Call and patient coverage: 

  1. Attending call schedules can be found on Amion, but will also be given to you at the beginning of the rotation.   

  1. When your assigned surgeon is on call Monday – Thursday, you will be first call for floor pages from 5p-7a from home.  This is typically low volume and could be 0, 1, or 2 nights (max).  The attending is immediately available by phone as backup, and you are not expected to drive in to triage a sick patient.  The attending is first call for the ED and new inpatient consults.  Your attending will notify you of any emergent operative cases to be performed overnight.  Your attendance to assist an emergency case is requested but not mandatory if you have other obligations (conference the next morning, etc).   

 

Operative goals: 

  1. Autonomy is dictated by experience and progression. The more present you are in the OR, the more you will get to do.  As you show competency and knowledge of the flow of the case, you will be able to do more. 

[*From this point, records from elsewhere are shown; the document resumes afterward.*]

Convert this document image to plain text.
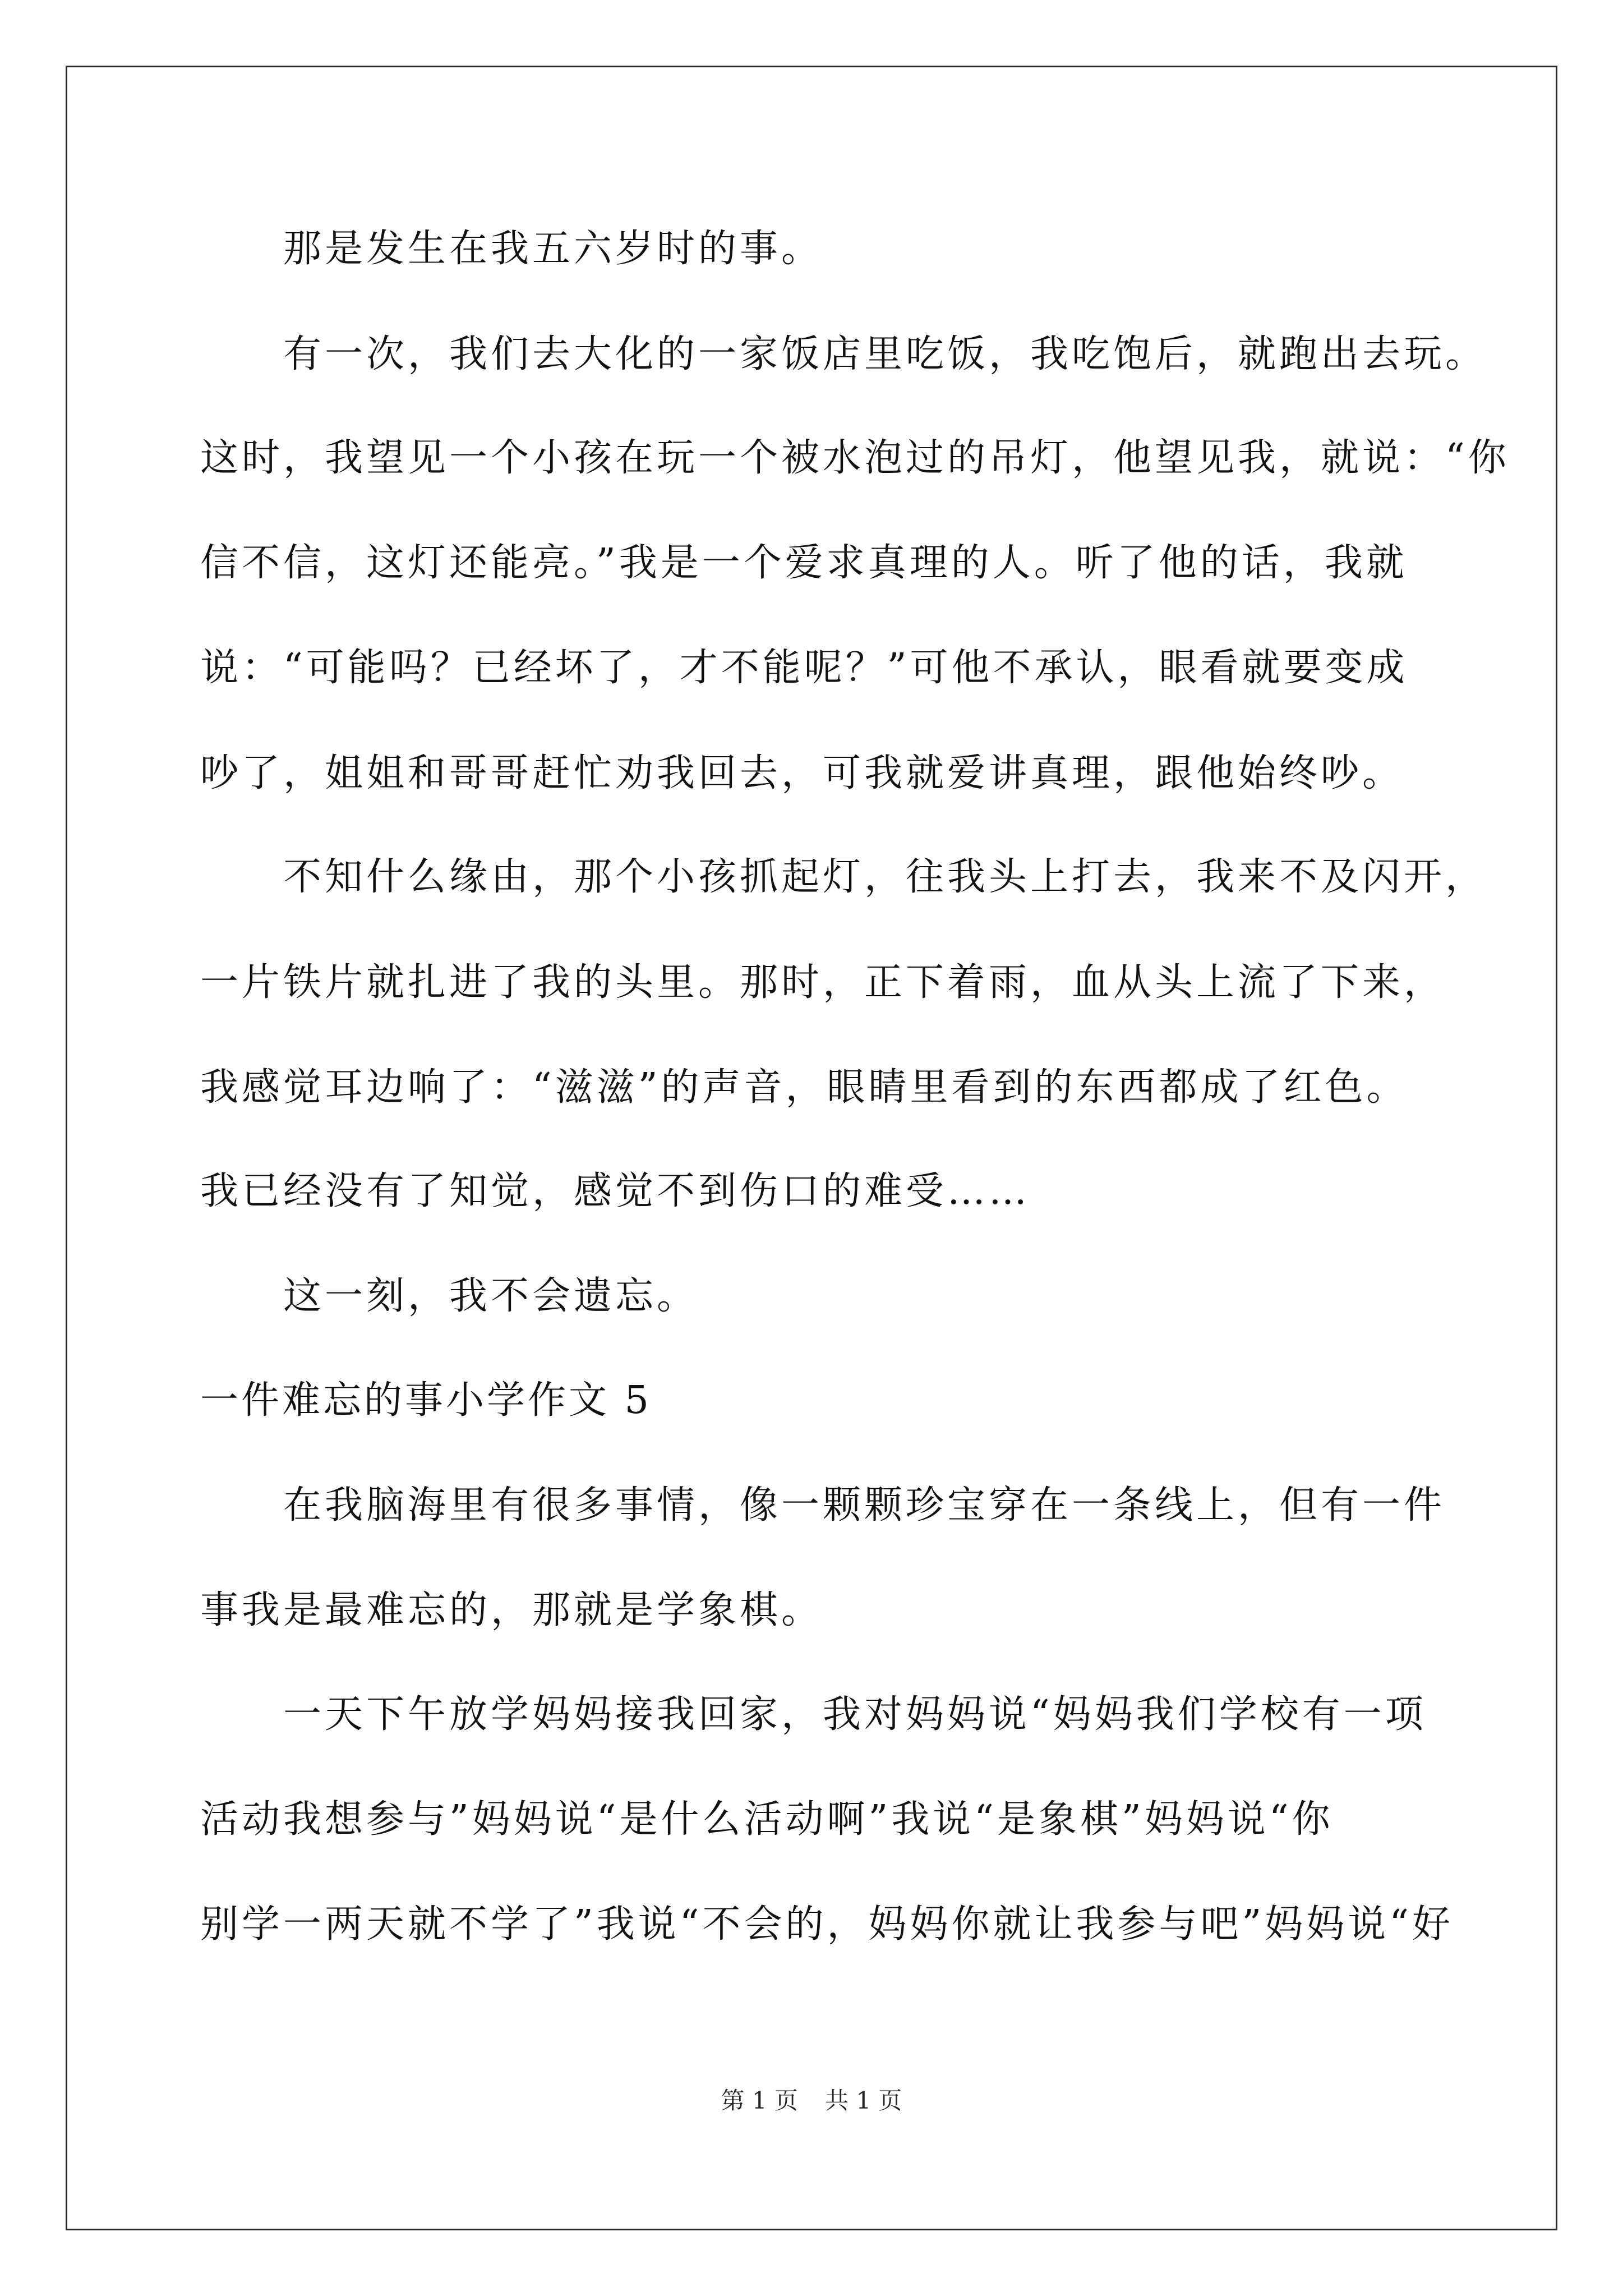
那是发生在我五六岁时的事。
有一次，我们去大化的一家饭店里吃饭，我吃饱后，就跑出去玩。
这时，我望见一个小孩在玩一个被水泡过的吊灯，他望见我，就说：“你
信不信，这灯还能亮。”我是一个爱求真理的人。听了他的话，我就
说：“可能吗？已经坏了，才不能呢？”可他不承认，眼看就要变成
吵了，姐姐和哥哥赶忙劝我回去，可我就爱讲真理，跟他始终吵。
不知什么缘由，那个小孩抓起灯，往我头上打去，我来不及闪开，
一片铁片就扎进了我的头里。那时，正下着雨，血从头上流了下来，
我感觉耳边响了：“滋滋”的声音，眼睛里看到的东西都成了红色。
我已经没有了知觉，感觉不到伤口的难受……
这一刻，我不会遗忘。
一件难忘的事小学作文 5
在我脑海里有很多事情，像一颗颗珍宝穿在一条线上，但有一件
事我是最难忘的，那就是学象棋。
一天下午放学妈妈接我回家，我对妈妈说“妈妈我们学校有一项
活动我想参与”妈妈说“是什么活动啊”我说“是象棋”妈妈说“你
别学一两天就不学了”我说“不会的，妈妈你就让我参与吧”妈妈说“好
第 1 页 共 1 页
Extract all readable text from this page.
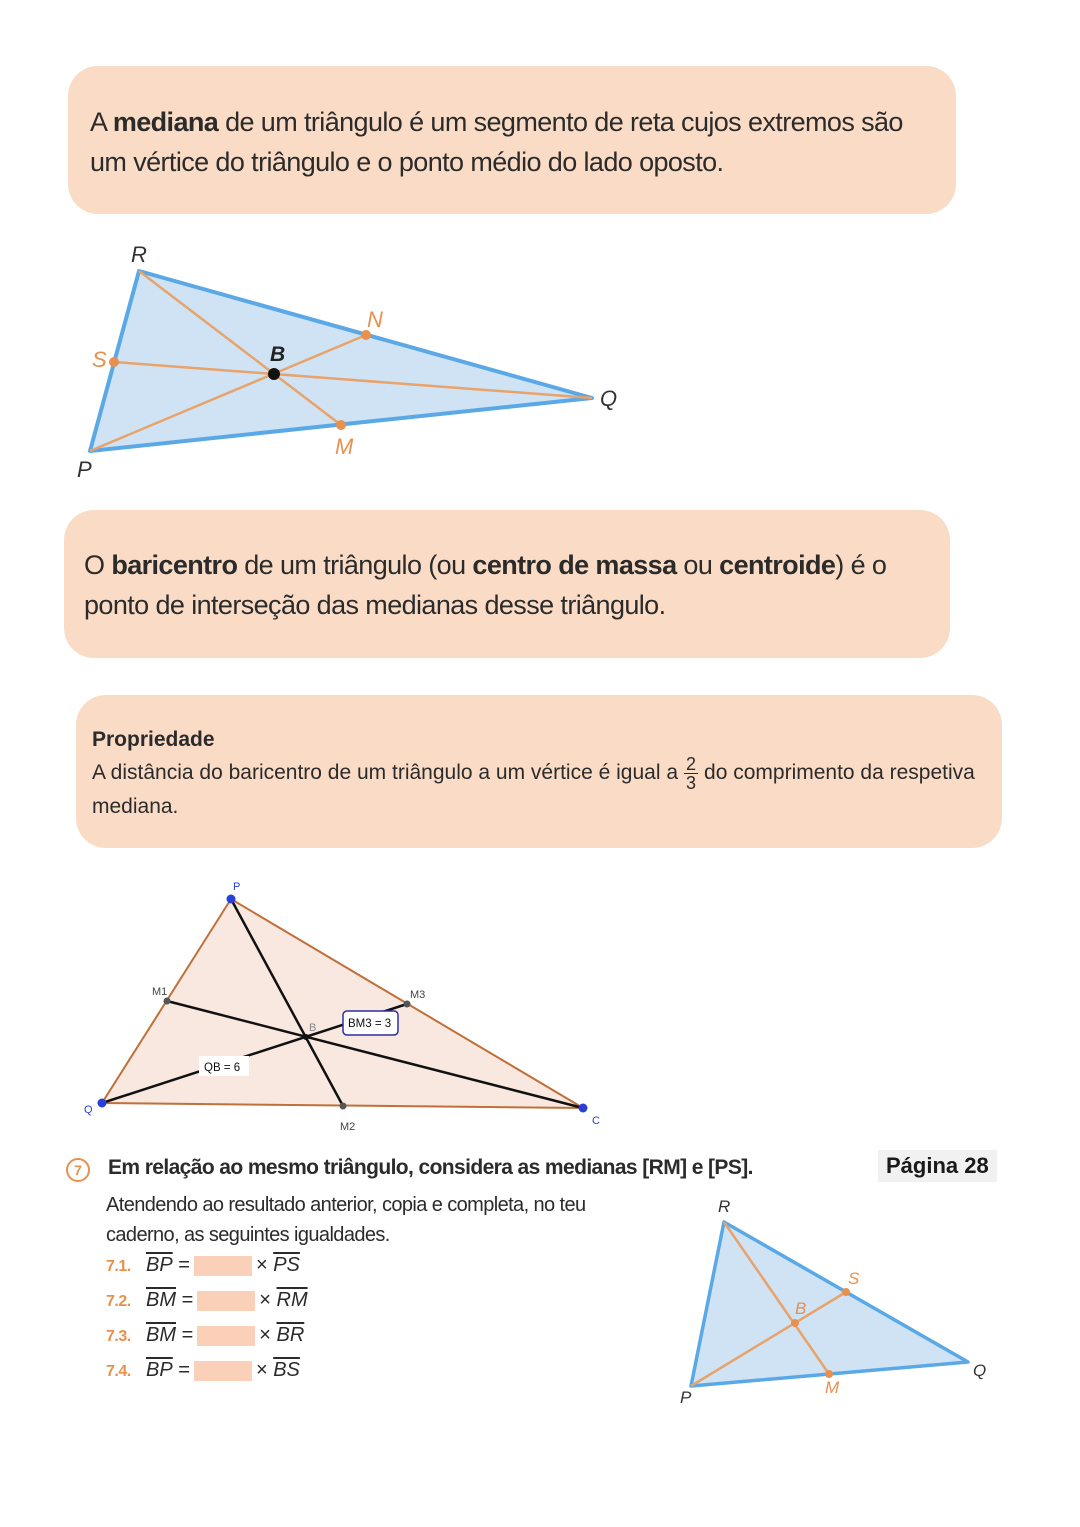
A mediana de um triângulo é um segmento de reta cujos extremos são um vértice do triângulo e o ponto médio do lado oposto.

R
S
N
B
Q
M
P

O baricentro de um triângulo (ou centro de massa ou centroide) é o ponto de interseção das medianas desse triângulo.

Propriedade
A distância do baricentro de um triângulo a um vértice é igual a $\frac{2}{3}$ do comprimento da respetiva mediana.
P
M1	M3
B
Q
C
M2
BM3 = 3
QB = 6
7	Em relação ao mesmo triângulo, considera as medianas [RM] e [PS].	Página 28
Atendendo ao resultado anterior, copia e completa, no teu caderno, as seguintes igualdades.
7.1. $\overline{BP}$ =	× $\overline{PS}$
7.2. $\overline{BM}$ =	× $\overline{RM}$
7.3. $\overline{BM}$ =	× $\overline{BR}$
7.4. $\overline{BP}$ =	× $\overline{BS}$
R
S
B
Q
M
P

    1. It is helpful to have a specific objective for each case. 

    2. Have a learning plan and discuss this with the operating surgeon BEFORE the case, and ideally at the start of the rotation. 

  2. Sleeve

    1. Access/Port placement 

    2. Greater curve dissection 

    3. Intra operative endoscopy

    4. Stapling 

    5. Specimen removal and closure 

  3. Gastric Bypass 

    1. Port placement 

    2. Identification of ligament of Treitz and running small bowel 

    3. Laparoscopic suturing/pexy of small bowel

    4. Creation of JJ 

    5. Mesenteric closure

    6. Omental splitting

    7. Peri gastric dissection 

    8. Pouch creation 

    9. GJ anastomosis 

    10. Intra operative endoscopy 

    11. Closing 

  4. Hiatal hernia repair 

    1. Setting up the case: Entry/port placement/liver retractor 

    2. Intraop endoscopy 

    3. Hiatal dissection: if you can assist with the dissection with minimal direction, you will get more autonomy to do the dissection. 

    4. Hiatal closure: laparoscopic sewing and tying (Beware the aorta and IVC) 

    5. Sac dissection 

  5. Fundoplication 

    1. Setting up the case: Entry/port placement/liver retractor 

    2. Intraop endoscopy 

    3. Hiatal dissection 

    4. Greater curvature dissection 

    5. Hiatal closure 

    6. Wrap placement/creation 

  6. Laparoscopic inguinal hernias

    1. Camera management 

    2. Flap creation 

    3. Anatomic dissection 

    4. Mesh placement 

    5. Flap closure 

  7. Open ventral hernias 

    1. Entry 

    2. Lysis of adhesions 

    3. Retro-rectus dissection 

    4. Possible component separation 

    5. Closure and mesh placement 

  8. Robotic ventral/inguinal hernias 

    1. Lysis of adhesions 

    2. Flap creation 

    3. Dissection 

    4. Mesh placement 

    5. Flap closure 

  9. Thyroidectomy/parathyroidectomy 

    1. Anatomy 

    2. Exposure 

    3. Identification of the RLN and parathyroid glands  

    4. Safe dissection  

  10. Laparoscopic or robotic cholecystectomy 

    1. Safe entry into the abdomen 

    2. Port placement  

    3. Retraction of the gallbladder and exposure 

    4. Safe dissection and obtaining the critical view 

    5. Appropriate ligation 

    6. Extraction and closure 

    7. Cholangiogram 

Other common cases: partial colectomy, colostomy creation, appendectomy, pilonidal cyst excision, hemorrhoidectomy.